Reduce long-term vacancy and return troubled properties back to productive use.
Owners of long-term vacant properties
Funding costs are shared between the municipality and the South Suburban Land Bank and Development Authority (SSLBDA).
9 properties have been deeded to the SSLBDA through abandonment petitions. Though it requires more investment up front, the acquisition of properties struggling with long-term vacancy will provide long-term benefits and cost savings for the Village and its residents.
- Collecting property information and maintaining records is critical when needing to prove that a property is abandoned.
- Assigning the Land Bank to be the deed holder allowed the Village to transfer liability to an entity that was better able to manage it.
- Having a clear end user in mind is critical.
The Village of Lansing currently has about 150 vacant single-family homes. Though its vacancy rate—between 1 and 1.5 percent—is lower than many other distressed suburban communities in the region, Lansing is no stranger to the destabilizing effects vacant property can have on a community’s well-being. The Village spends thousands of dollars maintaining these properties every year, and spends a considerable amount of resources tracking down owners and holding them accountable. In collaboration with SSLBDA and the Village attorney, building and planning staff have been using a petition process known as abandonment petitions to gain control of vacant properties, reduce strain on municipal resources, and attract investment.
How it works
The Village looked at a number of different criteria to determine which properties they would pursue. Since Lansing takes an aggressive approach to maintaining vacant and abandoned properties, building department staff were already collecting and tracking property information such as duration of vacancy, the amount of debt a property had, and why property owners owed money to the Village. Armed with this information, Lansing officials selected 11 properties that were causing persistent maintenance challenges, and decided to file abandonment petitions to gain control of the properties.

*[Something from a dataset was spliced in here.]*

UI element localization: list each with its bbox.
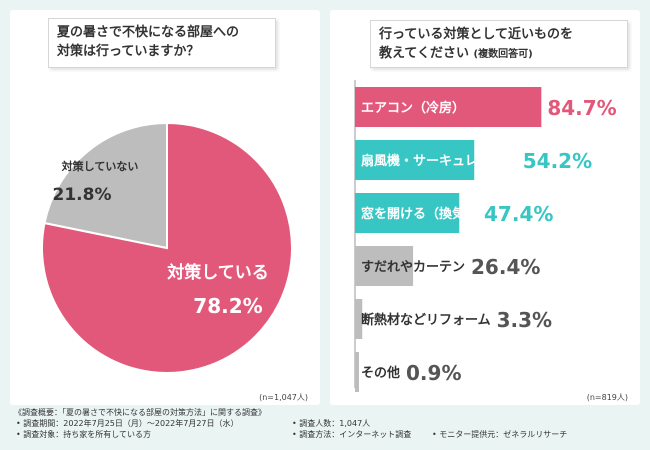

A property must owe back taxes or water bills in order to qualify as “abandoned.” Using water bills, code enforcement reports, and police reports, the Village determined that there were no responsible parties willing to step forward for the 11 properties they were targeting. All of these properties no longer had a lender involved—either because a property never had a loan or because a lender no longer saw potential in a property—and there were no signs of ownership interest. The Village filed legal notices informing interested parties of the intent to gain control of properties. When the public notice timeframe expired, the Village went to court in order to prove to the judge that the properties were abandoned and that in their current state, were a nuisance to the community. A judicial deed was granted to Lansing for 9 of the 11 properties. One of the properties not deeded to the Village was sold and is currently being fixed up, and the Village is still working with the owner of the other property who came forward after notice was filed.
Even before the abandonment petitions were filed, there was an arrangement between Lansing and the SSLBDA to have the properties deeded to SSLBDA. All partners involved agreed that ceding control of the properties to the SSLBDA would be the best course forward given the Land Bank’s experience managing distressed properties and its existing relationships with potential buyers. The Village and the Land Bank are working together to clean out properties and remedy any unsafe conditions. Since a property’s back taxes are wiped away when a judicial deed is granted, the SSLBDA has a lot more flexibility in selling the properties. Though they have had offers on some of the properties acquired, no end user has taken ownership of any of the properties yet. The Village and the Land Bank are regularly assessing the condition of the market to find the most appropriate buyers.
Lansing is in the process of putting together a second round of abandonment petitions. Scaling up proved to be a cost effective strategy in the first round of petitions. Legal fees and various hard costs associated with pursuing abandonment petitions were more manageable because partners worked with a cluster of properties, allowing processes associated with the abandonment procedure to be streamlined.